Не отвечая, молодой человек бросился прочь. Он испытывал откровенный страх – казалось, что кто-то невидимый и страшный гонится за ним по пятам.
Когда он вернулся в Эрмитаж и положил экспонат на место, страх отступил. А кирпичи фактов утряслись и осели, добавив неразрешимые загадки к истории таинственного артефакта, который, судя по всему, действительно являлся перстнем Иуды Искариота. Хотя этого и не могло быть, если исходить из материалистической диалектики и коммунистической идеологии.

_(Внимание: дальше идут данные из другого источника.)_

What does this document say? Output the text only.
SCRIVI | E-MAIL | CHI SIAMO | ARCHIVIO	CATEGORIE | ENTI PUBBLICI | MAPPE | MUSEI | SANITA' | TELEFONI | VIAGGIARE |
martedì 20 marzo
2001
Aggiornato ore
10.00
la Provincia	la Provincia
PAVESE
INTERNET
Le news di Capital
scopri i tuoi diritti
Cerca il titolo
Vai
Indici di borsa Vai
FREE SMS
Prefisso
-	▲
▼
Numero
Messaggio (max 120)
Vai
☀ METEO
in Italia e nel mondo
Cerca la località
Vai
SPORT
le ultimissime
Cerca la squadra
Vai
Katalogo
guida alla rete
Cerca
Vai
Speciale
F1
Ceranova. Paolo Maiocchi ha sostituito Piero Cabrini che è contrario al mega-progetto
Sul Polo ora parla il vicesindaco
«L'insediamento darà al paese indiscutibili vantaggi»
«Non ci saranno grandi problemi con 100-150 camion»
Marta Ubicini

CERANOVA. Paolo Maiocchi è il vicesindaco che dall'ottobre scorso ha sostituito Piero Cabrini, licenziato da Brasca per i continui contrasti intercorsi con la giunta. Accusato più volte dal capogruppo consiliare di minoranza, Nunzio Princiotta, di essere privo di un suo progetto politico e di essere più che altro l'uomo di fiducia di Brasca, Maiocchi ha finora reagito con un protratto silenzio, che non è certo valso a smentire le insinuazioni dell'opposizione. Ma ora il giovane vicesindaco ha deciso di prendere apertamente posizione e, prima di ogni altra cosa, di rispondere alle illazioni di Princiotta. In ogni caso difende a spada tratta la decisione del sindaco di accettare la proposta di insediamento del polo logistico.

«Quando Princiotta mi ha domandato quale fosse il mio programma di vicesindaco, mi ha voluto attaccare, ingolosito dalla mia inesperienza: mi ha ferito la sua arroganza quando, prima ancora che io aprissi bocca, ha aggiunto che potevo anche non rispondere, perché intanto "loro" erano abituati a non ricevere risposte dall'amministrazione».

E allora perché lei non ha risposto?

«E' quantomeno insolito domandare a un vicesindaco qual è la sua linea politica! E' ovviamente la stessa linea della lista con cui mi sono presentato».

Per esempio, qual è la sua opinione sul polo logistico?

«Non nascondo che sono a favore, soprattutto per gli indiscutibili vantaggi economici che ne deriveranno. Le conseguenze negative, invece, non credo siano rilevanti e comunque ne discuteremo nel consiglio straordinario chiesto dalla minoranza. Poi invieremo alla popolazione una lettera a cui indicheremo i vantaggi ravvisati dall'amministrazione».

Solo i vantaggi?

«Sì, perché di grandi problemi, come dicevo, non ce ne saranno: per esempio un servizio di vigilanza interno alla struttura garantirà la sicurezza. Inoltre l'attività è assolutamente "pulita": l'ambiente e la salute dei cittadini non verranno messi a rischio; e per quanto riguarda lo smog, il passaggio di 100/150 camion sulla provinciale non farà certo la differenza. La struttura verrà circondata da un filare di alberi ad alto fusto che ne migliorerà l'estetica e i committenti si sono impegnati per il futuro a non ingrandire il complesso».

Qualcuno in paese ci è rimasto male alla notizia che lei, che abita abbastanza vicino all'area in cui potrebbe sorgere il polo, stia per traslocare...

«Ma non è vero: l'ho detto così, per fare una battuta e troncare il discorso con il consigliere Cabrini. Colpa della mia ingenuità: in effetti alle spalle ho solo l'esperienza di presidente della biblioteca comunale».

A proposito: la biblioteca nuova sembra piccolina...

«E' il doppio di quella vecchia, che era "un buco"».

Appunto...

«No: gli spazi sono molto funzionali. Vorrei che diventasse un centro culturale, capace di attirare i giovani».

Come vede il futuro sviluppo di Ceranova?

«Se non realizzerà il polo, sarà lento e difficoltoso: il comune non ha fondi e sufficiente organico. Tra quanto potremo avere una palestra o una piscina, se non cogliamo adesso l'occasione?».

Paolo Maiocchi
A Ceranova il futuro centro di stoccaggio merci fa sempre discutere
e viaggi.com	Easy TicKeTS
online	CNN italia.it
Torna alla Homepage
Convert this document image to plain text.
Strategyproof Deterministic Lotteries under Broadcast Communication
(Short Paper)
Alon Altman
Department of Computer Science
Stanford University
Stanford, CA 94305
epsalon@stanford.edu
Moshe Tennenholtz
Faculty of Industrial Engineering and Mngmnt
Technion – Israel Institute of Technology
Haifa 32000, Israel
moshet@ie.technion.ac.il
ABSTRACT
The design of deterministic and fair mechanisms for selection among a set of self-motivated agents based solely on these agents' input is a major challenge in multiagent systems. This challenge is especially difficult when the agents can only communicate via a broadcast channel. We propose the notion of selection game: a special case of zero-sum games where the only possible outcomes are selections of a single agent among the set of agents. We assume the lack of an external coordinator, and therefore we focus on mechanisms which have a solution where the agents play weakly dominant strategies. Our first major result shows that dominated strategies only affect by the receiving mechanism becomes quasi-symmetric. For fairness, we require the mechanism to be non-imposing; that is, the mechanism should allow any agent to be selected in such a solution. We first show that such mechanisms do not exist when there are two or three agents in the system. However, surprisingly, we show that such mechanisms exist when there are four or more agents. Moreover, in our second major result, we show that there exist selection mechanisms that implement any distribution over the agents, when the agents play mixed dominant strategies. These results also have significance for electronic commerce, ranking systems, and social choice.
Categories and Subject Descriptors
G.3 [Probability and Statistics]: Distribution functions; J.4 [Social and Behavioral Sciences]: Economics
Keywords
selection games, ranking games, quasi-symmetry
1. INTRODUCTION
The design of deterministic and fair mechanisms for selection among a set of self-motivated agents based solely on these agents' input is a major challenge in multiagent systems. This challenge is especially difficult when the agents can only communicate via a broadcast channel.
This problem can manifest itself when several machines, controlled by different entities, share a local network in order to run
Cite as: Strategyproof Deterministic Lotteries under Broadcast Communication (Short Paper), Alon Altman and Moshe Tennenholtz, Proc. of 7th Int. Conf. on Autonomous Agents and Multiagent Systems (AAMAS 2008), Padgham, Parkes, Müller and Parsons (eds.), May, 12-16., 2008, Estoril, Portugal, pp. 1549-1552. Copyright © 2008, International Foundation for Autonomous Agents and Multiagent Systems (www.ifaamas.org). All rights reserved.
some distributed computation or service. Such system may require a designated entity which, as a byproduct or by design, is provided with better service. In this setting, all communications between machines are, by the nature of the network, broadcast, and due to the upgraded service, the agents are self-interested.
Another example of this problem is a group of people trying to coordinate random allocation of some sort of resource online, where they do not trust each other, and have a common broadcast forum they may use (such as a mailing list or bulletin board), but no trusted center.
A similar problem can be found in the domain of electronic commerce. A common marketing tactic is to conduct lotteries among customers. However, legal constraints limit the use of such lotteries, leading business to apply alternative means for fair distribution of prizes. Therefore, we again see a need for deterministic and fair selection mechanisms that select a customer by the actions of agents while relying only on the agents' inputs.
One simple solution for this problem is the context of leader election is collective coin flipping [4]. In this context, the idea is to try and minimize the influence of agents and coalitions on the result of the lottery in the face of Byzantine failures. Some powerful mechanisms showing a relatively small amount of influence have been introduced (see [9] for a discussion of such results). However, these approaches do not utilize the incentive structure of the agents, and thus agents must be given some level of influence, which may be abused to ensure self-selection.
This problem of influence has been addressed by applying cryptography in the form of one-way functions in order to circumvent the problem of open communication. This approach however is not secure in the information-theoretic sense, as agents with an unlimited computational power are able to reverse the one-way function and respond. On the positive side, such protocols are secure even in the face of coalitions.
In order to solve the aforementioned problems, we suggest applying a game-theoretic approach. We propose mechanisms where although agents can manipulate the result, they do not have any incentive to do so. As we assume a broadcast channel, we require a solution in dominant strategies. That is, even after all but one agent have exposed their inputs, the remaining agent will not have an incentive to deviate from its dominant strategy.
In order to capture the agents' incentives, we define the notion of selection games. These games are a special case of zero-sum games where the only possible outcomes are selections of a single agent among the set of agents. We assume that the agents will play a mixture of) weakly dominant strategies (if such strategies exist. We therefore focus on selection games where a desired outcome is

Впрочем, когда объект выставили в экспозиции, ни о какой таинственности в пояснительной табличке не было и речи. Только обтекаемая надпись: «Рыцарский перстень». И все. А про связанные с ним странности Иван решил никому не рассказывать. Да он, по существу, ничего о нем и не знал.
79 год н. э.
Гноц – Ершалаим
Кфир шел быстрым маршевым шагом, которому научился за годы, проведенные в римских гарнизонах[5]. И одежда на нем была из тех лет: легкая туника с короткими рукавами, перепоясанная в талии веревкой, за спиной сагум[6] из толстой шерстяной ткани, на ногах сплетенные из грубых кожаных ремешков солдатские калиги на толстой подошве. Только коричневый цвет одеяния выдавал, что оно принадлежало не гражданину и не воину Великой Римской империи, а ее рабу…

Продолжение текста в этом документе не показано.